Oceanic oxygen levels are declining as CO2 soaks up available oxygen. Beautiful algae and jellyfish blooms are a warning sign this is going too far: these organisms thrive in the low-oxygen environments the fish cannot survive. Whenever you see a photoshop-color-enhanced picture of bright blue jellyfish lighting up the dawn coastline, go ahead and wonder at how beautiful this image is—and know that it is a result and a cause of a global oceanic catastrophe in progress.

In the oceans, a mass extinction event is either scheduled or in progress, depending on who one asks.

Here above the oceans, things are grimmer if less obvious. We may be halfway to a land-based mass-extinction event. And we may be right up next to a tipping-point—a point of no return—regarding climate change. The tipping point is when small changes introduced by humans cause a runaway process that self-magnifies. For example, slightly warmer temperatures melt sea ice, the sea ice is no longer present to reflect heat back out of the atmosphere, causing the oceans and previously frozen tundra to absorb it instead, accelerating climate change. At the same time, the newly exposed tundra releases millions of tons of previously sequestered carbon into the atmosphere, accelerating the rate of warming and sea-ice loss. The system has run away. There are dozens of these processes documented, and it is unclear how many of them have reached the self-accelerating point.

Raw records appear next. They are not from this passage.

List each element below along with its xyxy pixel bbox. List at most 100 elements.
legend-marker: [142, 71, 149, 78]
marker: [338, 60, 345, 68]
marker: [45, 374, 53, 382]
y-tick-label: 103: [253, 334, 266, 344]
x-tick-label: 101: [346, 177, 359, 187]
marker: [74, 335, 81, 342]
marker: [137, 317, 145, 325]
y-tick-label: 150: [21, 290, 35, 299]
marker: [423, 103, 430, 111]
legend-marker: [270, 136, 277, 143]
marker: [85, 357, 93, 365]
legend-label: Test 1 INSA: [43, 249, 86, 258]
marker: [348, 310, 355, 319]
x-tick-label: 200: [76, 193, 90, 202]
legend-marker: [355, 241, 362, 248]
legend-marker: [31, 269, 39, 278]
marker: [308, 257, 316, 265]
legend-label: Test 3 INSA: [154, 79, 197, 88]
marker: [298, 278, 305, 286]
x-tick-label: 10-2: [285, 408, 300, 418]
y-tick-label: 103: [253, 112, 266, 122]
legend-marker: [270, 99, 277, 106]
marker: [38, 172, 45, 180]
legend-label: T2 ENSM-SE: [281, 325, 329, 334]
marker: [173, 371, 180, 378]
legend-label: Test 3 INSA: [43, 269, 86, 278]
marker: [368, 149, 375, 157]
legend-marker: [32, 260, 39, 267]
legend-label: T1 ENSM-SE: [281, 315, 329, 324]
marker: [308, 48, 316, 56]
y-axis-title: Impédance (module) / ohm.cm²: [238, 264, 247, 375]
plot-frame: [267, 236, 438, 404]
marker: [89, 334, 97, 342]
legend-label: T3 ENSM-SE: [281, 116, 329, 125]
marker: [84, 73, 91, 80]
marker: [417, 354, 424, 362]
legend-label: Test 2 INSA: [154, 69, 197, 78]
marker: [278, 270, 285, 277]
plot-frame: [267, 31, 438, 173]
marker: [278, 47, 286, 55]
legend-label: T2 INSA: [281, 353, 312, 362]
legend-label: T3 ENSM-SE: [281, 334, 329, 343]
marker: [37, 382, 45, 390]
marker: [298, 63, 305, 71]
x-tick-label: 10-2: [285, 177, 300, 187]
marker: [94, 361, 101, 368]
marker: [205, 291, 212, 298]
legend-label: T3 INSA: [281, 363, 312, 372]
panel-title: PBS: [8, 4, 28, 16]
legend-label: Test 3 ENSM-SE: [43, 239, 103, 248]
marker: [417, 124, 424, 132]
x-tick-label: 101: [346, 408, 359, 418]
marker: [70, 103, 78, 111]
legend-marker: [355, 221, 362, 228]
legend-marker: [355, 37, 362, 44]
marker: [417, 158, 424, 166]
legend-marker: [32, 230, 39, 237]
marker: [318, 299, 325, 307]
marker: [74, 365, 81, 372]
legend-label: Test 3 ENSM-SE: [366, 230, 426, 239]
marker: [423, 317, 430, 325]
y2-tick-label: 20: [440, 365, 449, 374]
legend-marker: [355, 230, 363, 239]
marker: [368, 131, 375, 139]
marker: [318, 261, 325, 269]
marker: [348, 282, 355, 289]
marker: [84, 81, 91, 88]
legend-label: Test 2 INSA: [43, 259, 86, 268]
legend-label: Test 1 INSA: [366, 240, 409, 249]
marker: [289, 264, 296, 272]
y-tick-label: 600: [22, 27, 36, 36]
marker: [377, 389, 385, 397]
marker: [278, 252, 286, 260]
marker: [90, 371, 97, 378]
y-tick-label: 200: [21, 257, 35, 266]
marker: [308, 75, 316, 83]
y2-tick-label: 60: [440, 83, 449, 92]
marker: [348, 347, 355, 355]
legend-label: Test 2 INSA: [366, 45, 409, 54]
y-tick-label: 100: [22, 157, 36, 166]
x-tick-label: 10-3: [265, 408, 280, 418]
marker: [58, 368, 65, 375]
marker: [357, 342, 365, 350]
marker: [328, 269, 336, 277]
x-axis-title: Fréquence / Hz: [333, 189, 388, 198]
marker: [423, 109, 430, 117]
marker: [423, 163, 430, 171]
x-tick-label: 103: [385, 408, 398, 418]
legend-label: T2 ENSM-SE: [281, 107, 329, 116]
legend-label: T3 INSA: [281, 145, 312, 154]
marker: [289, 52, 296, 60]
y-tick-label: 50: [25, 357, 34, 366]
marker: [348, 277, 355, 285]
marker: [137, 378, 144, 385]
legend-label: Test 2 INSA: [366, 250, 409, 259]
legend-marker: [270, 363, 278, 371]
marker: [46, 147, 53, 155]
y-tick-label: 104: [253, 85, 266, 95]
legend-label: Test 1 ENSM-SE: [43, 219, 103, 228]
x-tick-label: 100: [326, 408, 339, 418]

Human-induced climate change is rolling, and it is going to kill most of us, and most of what we care about. This is going to happen soon, perhaps in two to three generations. The oceans are very likely to rise several feet in most of our lifetimes. The weather will get crazier and crazier, superstorms will become mundane, droughts and floods being the least of our worries. Famine and war must follow, a humanitarian catastrophe of unprecedented proportions.

As if that were not enough, climate change is hardly the only existential threat we face today. The cold war is over, but not all of the weapons are accounted for. Nuclear proliferation is a fact of life. Iran and North Korea are working day and night to create nuclear bombs and the means to deliver them. These, again, are the least of our worries. Pakistan and India each have, pointed at one another, enough nuclear weapons to destroy the world several times over. This politically unstable region is extremely volatile.

It may be only a matter of time before an Iranian or North Korean weapon begins a destructive process that is mutually assured. Or before Pakistan or India begins the end of the world, or before nuclear weapons in non-state hands are detonated.

We are done for, and there is nothing, not one single thing, any of us can do about it.

We are trapped inside Lu Xun’s iron house, just waiting to suffocate. We can sleep through the end of the world, lulled into somnolence by endless coverage of the Jodi Arias trial and Dancing with the Stars. Go to work every day to pay our student loans, vote for whoever the banks and corporations put in front of us to vote for, send our kids to school to learn the same stuff we learned. And slowly suffocate.

Tim DeChristopher, subject of the film Bidder 70, knows it is happening. He demures on the term “existential threat,” knowing that the world will go on in some form, and life will go on in some form, and even people might or even must survive in some form. But it is unlikely to be any form we are likely to enjoy or approve of, unless we take what control of it we can.

Lu Xun thinks it might be kinder to let everyone just sleep through death. And he also says that perhaps, if everyone were awake, there might be a chance of escape for us.

What Lu Xun did not anticipate was how eager people were to remain asleep. None of these facts are secrets, and yet action is invisibly small. Our government squabbles about imaginary debts in imaginary money, about gay marriage, about gun rights, as if any of these things are of any consequence next to the destruction of our whole habitat. And we keep voting for them. Over and over again. People want to stay asleep.

We are past a time when it is functional to deny either death or extinction.